Fine Jewellery: Gold prices have quadrupled over the past ten years, while natural diamonds — particularly high-clarity, large stones — and signed or vintage pieces from Cartier, Van Cleef & Arpels, and Bulgari continue to command exceptional results, often above retail.

Watches: Brands such as Patek Philippe, Rolex, and Audemars Piguet remain highly sought after. A Rolex Daytona purchased for £10,000 a few years ago can now sell for more than three times that value on the secondary market.

These examples are not anomalies. Across categories, values are rising faster than many clients or advisers realise, particularly for single items exceeding £25,000 and fine art over £50,000.

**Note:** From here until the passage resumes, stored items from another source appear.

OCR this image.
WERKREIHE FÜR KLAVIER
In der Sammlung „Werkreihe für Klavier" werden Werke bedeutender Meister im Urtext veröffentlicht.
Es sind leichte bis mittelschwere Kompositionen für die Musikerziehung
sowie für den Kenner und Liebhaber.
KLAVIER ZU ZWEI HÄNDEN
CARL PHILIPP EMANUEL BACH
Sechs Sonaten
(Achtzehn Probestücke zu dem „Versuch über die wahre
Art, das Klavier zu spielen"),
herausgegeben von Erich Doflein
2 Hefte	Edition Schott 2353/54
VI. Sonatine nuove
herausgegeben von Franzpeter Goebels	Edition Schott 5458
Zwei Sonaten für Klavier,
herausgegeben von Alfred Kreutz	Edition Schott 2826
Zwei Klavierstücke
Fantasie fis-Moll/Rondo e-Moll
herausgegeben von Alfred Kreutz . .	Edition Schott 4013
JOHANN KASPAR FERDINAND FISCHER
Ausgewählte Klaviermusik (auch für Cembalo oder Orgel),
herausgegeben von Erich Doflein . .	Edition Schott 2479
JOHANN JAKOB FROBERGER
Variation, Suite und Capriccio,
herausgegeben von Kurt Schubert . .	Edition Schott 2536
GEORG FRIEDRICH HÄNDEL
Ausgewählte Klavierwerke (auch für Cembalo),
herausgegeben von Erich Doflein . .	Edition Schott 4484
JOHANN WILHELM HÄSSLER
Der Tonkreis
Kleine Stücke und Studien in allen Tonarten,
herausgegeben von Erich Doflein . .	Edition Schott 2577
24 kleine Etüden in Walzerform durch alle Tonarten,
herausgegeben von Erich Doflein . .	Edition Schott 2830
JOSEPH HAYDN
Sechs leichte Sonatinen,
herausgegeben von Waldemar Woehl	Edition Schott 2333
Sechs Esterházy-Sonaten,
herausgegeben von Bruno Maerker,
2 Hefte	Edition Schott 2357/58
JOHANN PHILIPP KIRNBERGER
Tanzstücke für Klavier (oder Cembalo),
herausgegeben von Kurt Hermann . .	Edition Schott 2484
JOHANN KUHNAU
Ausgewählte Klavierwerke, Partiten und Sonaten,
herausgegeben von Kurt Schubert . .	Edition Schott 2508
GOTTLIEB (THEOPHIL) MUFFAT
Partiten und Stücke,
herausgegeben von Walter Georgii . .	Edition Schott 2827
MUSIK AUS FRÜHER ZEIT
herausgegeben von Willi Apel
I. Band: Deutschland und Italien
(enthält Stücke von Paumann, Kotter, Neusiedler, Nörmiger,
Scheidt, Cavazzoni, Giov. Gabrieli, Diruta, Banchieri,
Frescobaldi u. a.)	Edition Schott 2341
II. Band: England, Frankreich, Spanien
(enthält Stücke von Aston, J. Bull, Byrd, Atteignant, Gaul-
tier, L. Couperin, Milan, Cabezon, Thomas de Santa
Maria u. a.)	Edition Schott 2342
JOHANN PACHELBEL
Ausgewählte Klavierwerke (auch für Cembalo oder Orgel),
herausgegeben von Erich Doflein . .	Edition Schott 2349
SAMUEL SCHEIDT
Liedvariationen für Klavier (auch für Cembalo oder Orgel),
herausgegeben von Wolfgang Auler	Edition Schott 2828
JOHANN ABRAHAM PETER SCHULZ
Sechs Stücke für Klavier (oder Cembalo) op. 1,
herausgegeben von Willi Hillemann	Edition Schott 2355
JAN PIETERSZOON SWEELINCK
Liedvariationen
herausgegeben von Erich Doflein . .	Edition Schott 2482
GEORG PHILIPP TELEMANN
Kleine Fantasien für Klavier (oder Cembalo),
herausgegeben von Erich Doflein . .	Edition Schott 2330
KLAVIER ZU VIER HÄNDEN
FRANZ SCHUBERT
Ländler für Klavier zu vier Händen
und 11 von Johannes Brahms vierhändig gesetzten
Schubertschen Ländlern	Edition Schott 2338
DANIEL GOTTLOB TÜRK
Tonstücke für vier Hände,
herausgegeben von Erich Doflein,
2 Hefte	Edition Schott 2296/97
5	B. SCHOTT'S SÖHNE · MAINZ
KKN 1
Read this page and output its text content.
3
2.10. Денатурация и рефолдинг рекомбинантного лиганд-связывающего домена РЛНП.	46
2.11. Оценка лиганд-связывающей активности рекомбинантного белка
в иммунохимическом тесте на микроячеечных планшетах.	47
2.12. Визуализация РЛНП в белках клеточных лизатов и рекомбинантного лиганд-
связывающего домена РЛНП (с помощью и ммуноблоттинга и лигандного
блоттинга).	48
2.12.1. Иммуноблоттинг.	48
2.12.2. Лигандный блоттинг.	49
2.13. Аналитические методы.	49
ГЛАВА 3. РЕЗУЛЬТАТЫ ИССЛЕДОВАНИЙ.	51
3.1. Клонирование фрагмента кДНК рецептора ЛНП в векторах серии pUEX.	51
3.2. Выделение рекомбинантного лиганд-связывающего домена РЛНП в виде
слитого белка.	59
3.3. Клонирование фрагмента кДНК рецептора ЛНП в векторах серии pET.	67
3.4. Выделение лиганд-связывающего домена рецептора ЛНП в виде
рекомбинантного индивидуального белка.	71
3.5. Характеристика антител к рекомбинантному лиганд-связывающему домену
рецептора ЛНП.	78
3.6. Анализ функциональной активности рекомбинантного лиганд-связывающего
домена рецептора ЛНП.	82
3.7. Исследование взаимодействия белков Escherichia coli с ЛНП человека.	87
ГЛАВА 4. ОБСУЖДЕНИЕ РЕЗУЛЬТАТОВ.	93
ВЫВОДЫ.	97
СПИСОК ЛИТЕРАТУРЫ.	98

Where Clients Are Most Exposed

The primary risk is underinsurance.

Many HNW and UHNW clients assume their household or contents policy automatically covers these high-value items. In reality, standard policy sub-limits frequently cap individual items at a fraction of their current value. Unless every item is professionally valued and itemised, clients may face significant shortfalls in the event of loss, theft, or damage.
I have seen collections that doubled or even tripled in value over a few years, yet insurance documents had not been updated. When a loss occurs, the consequences are immediate and severe — for both the client and the broker.

The Importance of Regular Valuations

A professional valuation is far more than a formality; it is a critical tool for risk management.

It ensures coverage reflects current replacement values, not historical purchase prices.

It provides vital supporting documentation — detailed descriptions, photographs, provenance, and serial numbers — invaluable when processing claims.

For brokers, up-to-date valuations reinforce policy integrity, ensuring coverage is defensible and aligned with underwriting expectations.

For jewellery, watches and luxury items, we recommend reviews every two to three years, or sooner following significant acquisitions or during periods of high market activity. For collections of more traditional fine art, antiques and general contents a revaluation every five years is advised.

Luxury items — whether watches, jewellery, handbags, or fine art — are both personally meaningful and financially significant. For clients holding single items over £25,000 or artworks over £50,000, failing to maintain current valuations can expose both the asset and the adviser to unnecessary risk.
Regular, professional valuations protect clients, safeguard policy integrity, and provide brokers with confidence that the insurance placed is accurate, comprehensive, and defensible.

A valuation isn’t just about numbers — it’s about peace of mind for both client and adviser.